In case a late record is received within the allowed lateness, the window
function will fire again for the same window.
Does that also happen if you remove the allowedLateness() call?
Best, Fabian
2018-02-16 12:05 GMT+01:00 Björn Zachrisson <bj...@gmail.com>:
> Hi,
>
> I have something weird probably a user error :)
>
> I'm running a keyby on multiple elements
>
> val keyedStream = nonKeyedStream
> .keyBy(m => (m.1, m.2, m.3.getOrElse(-1), m.4))
>
> then apply a window function
>
> val appliedWindow = keyedStream
> .timeWindow(minutes(WindowTimeMinutes))
> .allowedLateness(minutes(WindowDelayMinutes))
> .apply(new windowFunc1)
>
>
> This is my first action in apply function
>
> override def apply(key: (Int,Long,Int,Int), window: TimeWindow, input: Iterable[T4], out: Collector[T4]): Unit = {
> myClass.addKey(key,window)
>
>
> And in this class i have a function
>
> object myClass{
> val keyHash = new mutable.HashMap[(Int,Long,Int,Int),TimeWindow]()
>
>
> def addKey(key: (Int,Long,Int,Int), window : TimeWindow) : Unit = {
> if(keyHash.contains(key)){
> printf("Multiple key found for: " + key + "\n")

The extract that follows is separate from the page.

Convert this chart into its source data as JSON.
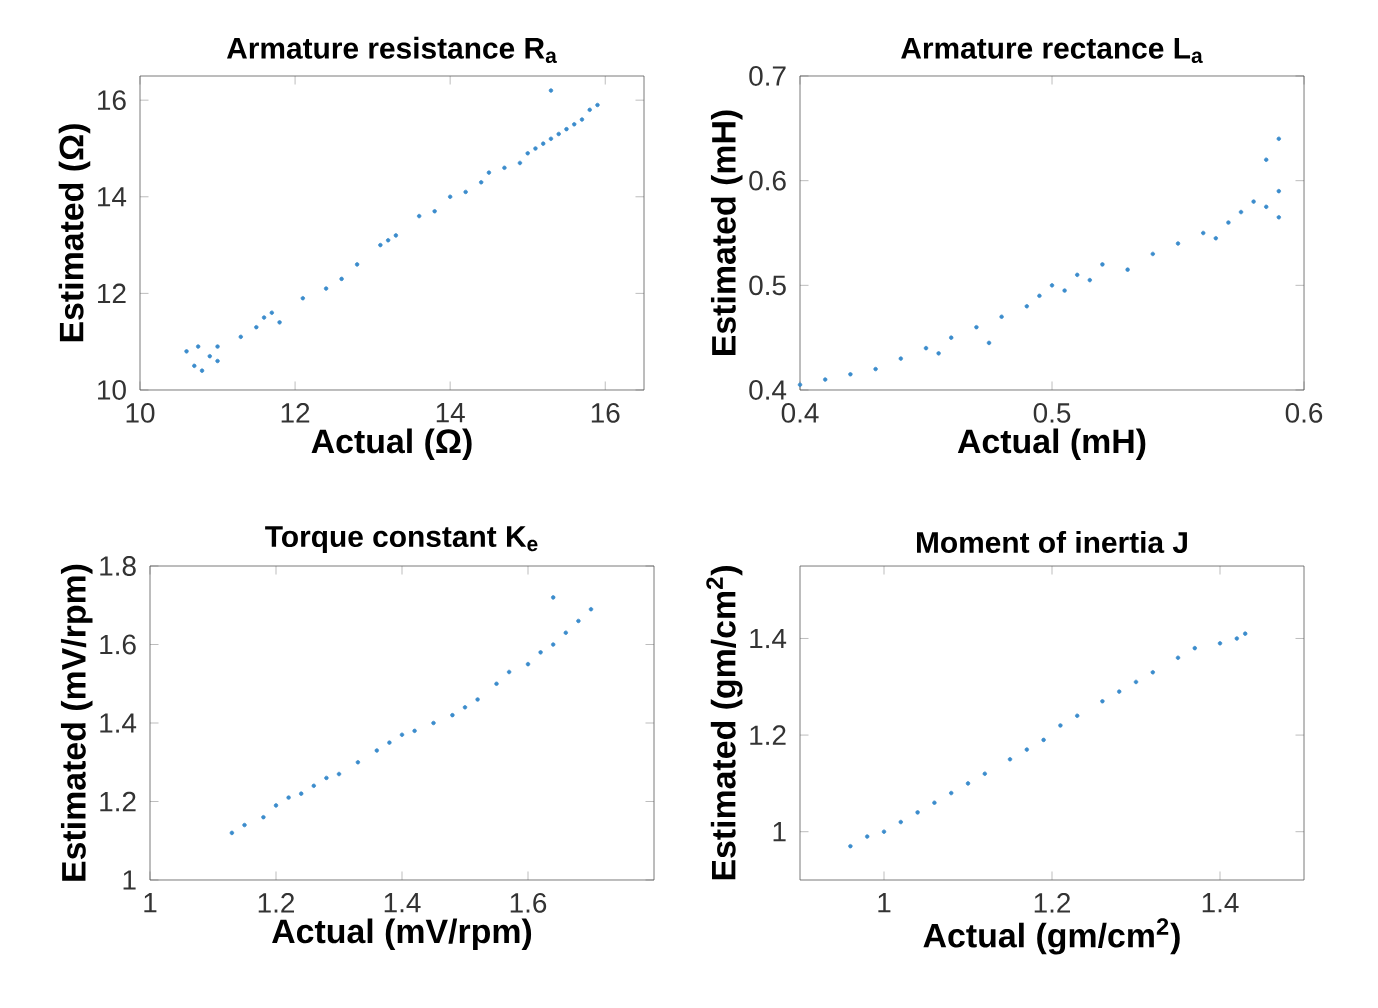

> printf(keyHash(key) + "\n")
> printf(window + "\n")
> }
> keyHash.put(key,window)
> }
> }
>
>
> This outputs
> Multiple key found for: (1,2,3,4)
> TimeWindow{start=1518268800000, end=1518270000000}
> TimeWindow{start=1518268800000, end=1518270000000}
>
>
> So it seems that the keyby is not doing what is is supposed to or I am
> messing things up somewhere but I cannot seem to find it.
>
> Regards
> Björn
>
>
>